Summary
This chapter discussed the essential activities of architecture and their practical implications in today’s world of agile and cloud—where we are expected to deliver solutions in increasingly shorter timeframes and at increasingly larger scale. We started by defining the following essential activities that highlight why architecture is important:
Quality attributes, which represent the key cross-cutting requirements that a good architecture should address.
Architectural decisions, which are the unit of work of architecture.
Technical debt, the understanding and management of which is key for a sustainable architecture.
Feedback loops, which enable us to evolve the architecture in an agile manner.
We emphasized that the objective of the essential activities of architecture is to influence the code running in the production environment. We spoke about the importance of architecture artifacts such as models, perspectives, and views. We explained that these are incredibly valuable tools that can be leveraged to describe and communicate the architecture. However, our view is that if you do not utilize the essential activities we emphasize, they are insufficient on their own.
We then focused on each of the four essential activities, providing definitions, examples, and references to existing material in the industry. We emphasized the importance of automation and testing for feedback loops.

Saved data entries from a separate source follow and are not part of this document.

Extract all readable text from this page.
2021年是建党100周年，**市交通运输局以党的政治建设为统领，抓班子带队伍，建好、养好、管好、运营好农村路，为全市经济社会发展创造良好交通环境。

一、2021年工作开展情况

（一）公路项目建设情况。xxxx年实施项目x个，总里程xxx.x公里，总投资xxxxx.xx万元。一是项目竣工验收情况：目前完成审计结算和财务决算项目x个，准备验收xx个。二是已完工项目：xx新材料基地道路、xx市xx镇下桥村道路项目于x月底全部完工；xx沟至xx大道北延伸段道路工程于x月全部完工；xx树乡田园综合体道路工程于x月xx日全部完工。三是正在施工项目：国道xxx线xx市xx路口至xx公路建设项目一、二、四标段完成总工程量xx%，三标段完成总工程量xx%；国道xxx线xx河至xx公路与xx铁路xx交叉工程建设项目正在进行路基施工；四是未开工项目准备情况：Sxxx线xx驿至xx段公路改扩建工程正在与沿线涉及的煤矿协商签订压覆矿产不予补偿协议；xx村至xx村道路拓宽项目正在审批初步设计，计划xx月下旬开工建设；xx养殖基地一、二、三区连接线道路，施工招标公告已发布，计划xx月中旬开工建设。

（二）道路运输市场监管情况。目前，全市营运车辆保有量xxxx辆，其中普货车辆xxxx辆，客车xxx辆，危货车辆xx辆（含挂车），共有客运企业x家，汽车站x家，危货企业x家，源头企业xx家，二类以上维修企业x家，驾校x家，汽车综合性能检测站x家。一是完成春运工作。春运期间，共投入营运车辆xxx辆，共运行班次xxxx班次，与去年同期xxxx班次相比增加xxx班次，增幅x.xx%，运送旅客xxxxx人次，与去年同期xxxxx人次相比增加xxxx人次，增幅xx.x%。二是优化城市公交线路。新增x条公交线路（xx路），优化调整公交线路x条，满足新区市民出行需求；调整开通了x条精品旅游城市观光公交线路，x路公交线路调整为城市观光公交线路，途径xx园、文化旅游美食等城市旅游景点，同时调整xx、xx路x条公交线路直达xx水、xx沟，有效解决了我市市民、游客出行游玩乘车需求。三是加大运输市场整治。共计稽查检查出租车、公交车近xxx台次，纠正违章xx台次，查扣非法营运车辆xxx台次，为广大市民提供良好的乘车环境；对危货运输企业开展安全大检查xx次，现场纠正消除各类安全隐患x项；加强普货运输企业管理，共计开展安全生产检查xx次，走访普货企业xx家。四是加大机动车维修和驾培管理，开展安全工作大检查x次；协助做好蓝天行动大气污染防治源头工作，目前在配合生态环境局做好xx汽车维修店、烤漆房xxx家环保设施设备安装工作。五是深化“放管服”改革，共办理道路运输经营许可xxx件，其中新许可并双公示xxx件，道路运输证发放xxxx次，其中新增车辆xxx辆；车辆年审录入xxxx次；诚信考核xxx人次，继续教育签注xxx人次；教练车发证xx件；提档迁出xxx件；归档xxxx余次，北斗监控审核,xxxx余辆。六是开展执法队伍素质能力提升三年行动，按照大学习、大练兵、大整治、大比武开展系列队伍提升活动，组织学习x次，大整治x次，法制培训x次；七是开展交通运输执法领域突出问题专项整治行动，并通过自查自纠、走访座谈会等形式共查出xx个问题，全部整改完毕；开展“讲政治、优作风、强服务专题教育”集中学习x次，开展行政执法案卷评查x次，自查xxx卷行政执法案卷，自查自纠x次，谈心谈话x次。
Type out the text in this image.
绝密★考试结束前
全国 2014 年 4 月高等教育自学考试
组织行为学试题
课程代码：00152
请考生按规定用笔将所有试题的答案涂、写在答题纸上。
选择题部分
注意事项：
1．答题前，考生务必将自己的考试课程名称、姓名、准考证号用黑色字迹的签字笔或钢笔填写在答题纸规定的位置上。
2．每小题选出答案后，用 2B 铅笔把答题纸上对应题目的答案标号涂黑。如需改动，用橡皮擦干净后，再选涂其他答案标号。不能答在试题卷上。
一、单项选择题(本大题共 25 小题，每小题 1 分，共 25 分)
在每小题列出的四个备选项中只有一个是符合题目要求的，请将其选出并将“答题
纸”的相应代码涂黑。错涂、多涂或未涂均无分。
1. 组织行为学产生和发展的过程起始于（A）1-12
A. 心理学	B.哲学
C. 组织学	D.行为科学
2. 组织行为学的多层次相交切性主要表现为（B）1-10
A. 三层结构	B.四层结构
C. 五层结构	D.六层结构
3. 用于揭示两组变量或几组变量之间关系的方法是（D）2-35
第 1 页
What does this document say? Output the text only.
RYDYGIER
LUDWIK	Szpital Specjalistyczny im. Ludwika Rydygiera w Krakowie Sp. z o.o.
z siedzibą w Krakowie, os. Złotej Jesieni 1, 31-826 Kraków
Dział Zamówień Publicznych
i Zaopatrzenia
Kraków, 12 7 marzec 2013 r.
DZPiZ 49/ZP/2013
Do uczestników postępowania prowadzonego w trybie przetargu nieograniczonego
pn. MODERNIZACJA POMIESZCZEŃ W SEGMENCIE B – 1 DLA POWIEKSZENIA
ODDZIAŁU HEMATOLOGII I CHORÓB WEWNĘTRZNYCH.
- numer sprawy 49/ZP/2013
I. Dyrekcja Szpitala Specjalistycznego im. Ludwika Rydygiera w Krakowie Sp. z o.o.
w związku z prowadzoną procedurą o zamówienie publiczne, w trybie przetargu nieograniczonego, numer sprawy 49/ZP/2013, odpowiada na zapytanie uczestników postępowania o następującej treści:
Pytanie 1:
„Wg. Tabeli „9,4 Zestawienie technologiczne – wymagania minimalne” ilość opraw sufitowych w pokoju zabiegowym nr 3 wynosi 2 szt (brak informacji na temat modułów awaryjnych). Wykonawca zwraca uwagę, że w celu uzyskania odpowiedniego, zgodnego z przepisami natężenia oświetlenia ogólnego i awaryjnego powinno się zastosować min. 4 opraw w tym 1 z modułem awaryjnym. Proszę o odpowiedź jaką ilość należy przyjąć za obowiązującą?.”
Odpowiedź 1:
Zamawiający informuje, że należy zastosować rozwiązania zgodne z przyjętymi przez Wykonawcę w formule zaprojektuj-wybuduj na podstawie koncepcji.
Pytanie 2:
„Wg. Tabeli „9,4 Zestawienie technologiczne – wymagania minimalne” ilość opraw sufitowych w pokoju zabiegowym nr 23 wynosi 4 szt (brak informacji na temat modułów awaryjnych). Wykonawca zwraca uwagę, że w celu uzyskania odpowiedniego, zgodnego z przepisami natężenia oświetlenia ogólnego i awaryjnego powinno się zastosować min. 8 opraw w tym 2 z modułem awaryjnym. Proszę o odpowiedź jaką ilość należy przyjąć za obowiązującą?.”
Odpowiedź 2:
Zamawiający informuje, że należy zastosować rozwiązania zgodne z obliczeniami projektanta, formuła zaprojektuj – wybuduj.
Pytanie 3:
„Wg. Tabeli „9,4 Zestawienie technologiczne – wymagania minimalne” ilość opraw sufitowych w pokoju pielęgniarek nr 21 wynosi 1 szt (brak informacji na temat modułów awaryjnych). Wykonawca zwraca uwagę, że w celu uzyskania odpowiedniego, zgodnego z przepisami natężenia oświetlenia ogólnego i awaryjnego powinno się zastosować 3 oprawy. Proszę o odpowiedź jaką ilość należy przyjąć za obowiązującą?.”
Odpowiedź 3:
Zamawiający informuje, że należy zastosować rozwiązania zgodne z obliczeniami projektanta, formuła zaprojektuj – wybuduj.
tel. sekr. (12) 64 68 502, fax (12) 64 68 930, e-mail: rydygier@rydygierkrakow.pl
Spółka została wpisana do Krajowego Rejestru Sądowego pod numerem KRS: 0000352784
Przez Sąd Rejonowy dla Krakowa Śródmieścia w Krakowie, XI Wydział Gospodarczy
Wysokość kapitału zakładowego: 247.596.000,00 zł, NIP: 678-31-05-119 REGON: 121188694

There is no single way of implementing these activities. We recommend adopting tools and techniques that work in your own environment and development culture.
We ended the chapter with views on select key trends that we see in the software architectural practice: principles, team-owned architecture, models and notations, patterns and styles, and architecture as a flow of decisions. For each of these trends, we provided a Continuous Architecture perspective. We believe that these trends are relevant in today’s software industry and, like all, trends have benefits and pitfalls.
In the remainder of this book, we discuss a range of other aspects of software architecture and, where relevant, refer to the essential activities presented in this chapter to put their use into context.